No, Matteo no. La campagna elettorale per le amministrative in Toscana si è chiusa senza i fuochi di artificio dei comizi del segretario del Pd Matteo Renzi. Che è rimasto a casa e si potrà consolare con i fuochi di San Giovanni, la festa del patrono di Firenze, che si festeggia il 24 giugno. La Toscana rossa è in bilico, nelle tre città più importanti chiamate al voto – Carrara, Lucca e Pistoia – il Pd rischia il flop ma i vertici regionali del partito hanno ritenuto di non far scendere in campo l’ex premier. Si è ritenuto che anziché portarli i voti avrebbe potuto sottrarli. Ecco le motivazioni, città per città.

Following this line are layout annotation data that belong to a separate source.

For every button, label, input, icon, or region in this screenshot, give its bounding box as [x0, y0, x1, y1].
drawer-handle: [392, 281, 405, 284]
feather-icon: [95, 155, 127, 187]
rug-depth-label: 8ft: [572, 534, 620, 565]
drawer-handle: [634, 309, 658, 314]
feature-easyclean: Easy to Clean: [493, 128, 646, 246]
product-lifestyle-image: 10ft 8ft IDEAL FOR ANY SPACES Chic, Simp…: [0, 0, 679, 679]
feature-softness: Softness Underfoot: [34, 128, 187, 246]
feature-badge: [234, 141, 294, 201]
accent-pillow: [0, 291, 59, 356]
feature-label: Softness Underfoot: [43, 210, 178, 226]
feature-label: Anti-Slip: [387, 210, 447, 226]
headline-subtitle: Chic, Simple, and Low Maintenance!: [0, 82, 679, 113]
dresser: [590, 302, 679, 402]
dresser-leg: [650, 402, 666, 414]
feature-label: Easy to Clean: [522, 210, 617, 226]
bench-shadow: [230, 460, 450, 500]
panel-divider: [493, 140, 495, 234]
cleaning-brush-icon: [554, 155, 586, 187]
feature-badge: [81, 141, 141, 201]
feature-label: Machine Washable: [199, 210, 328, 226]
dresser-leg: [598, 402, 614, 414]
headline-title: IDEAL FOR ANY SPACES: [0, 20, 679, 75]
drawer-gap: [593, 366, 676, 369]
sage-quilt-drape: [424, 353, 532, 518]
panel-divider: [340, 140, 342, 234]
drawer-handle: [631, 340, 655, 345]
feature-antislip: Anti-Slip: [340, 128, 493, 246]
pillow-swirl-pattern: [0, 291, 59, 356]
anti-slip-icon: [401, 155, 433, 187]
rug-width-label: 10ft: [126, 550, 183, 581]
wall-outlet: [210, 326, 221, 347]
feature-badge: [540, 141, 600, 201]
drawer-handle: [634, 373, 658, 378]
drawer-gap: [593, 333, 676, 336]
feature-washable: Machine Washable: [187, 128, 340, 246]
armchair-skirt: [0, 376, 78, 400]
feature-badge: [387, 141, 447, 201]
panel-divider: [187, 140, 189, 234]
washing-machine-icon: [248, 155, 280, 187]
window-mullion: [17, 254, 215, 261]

A Lucca, città tradizionalmente bianca, moderata, ex democristiana, non sono molto amati “quelli fuori le mura”. Persino la potente famiglia Marcucci, il senatore Andrea, renziano doc, in testa, non sono ben visti a Lucca, loro che hanno il quartier generale a Barga. Figurarsi Renzi. Che viene da Firenze, storicamente avversa a Lucca, tanto che ancora dalla città del giglio alle mura il treno viaggia su un solo binario come ai tempi del Granduca. E poi Lucca, ragionano in casa Pd, ama i toni moderati. Lo scontro tra il sindaco uscente Alessandro Tambellini, dem legato al governatore Enrico Rossi, e il giornalista della Nazione Remo Santini, candidato del centrodestra, è sul filo del rasoio. La venuta di Renzi avrebbe potuto alterare gli equilibri di una campagna vecchio stile tra due lucchesi purosangue. Infine, ultima ragione della rinuncia a Renzi, è la presenza di CasaPound, lista che al primo turno ha conquistato un sorprendente 7,8 contro ad esempio il 7,6 del M5S. La venuta del segretario del Pd avrebbe potuto scatenare reazioni: meglio evitare, i lucchesi non amano le risse.
A Pistoia il sindaco uscente Samuele Bertinelli ha conquistato al primo turno il 37,1%, una decina di punti in più rispetto al candidato del centrodestra Alessandro Tomasi. Che sulla carta sembrerebbero rassicuranti, ma non lo sono affatto. Intanto perché Bertinelli è un rossiano e i renziani non lo amano, a tal punto che un ex fedelissimo di Renzi, Roberto Bartoli, per reazione ha lasciato il Pd e si è presentato con una propria lista che ha conquistato l’11,72 per cento di voti, che solo in parte potrebbero confluire, al ballottaggio, su Bertinelli. A Carrara infine la situazione per il Pd è messa ancora peggio perché nella città del marmo il candidato del M5S Francesco De Pasquale al primo turno ha superato quello del Pd, Andrea Zanetti (27,27 contro il 25,28). Terzo incomodo Andrea Vannucci, ex assessore della giunta Zubbani, esponente del Pd uscito dal partito per aderire a Articolo 1-Mpd, che ha conquistato al primo turno un buon 15,16. Voti che difficilmente potranno confluire su Zanetti. Situazione che appare disperata per il Pd. Con o senza i comizi di Renzi.
Il segretario del Pd è stato al largo dai comizi ma è rimasto molto deluso dai risultati toscani a tal punto che il 13 giugno scorso ha convocato al circolo Vie Nuove di Firenze tutti i circoli dem della Toscana. Obiettivo? Evitare il flop nei ballottaggi di Carrara, Lucca e Pistoia. Sì perché se il Pd dovesse perderli Renzi rischia grosso a livello di immagine proprio nella sua regione. Dove prima del suo avvento, nel 2013 , alla guida del Pd, soltanto Prato – tra i capoluoghi di provincia – era guidato dal centrodestra. Poi una serie di crolli di città storicamente rosse: nel 2014 Livorno con sindaco Filippo Nogarin del M5S, nel 2015 Arezzo con Alessandro Ghinelli, centrodestra, infine nel 2016 Grosseto con Antonfrancesco Vivarelli, centrodestra. Se il Pd dovesse perdere anche Lucca, Pistoia e Carrara sarebbe per la Toscana una sconfitta storica: solo metà rossa, il resto diviso tra centrodestra e M5S.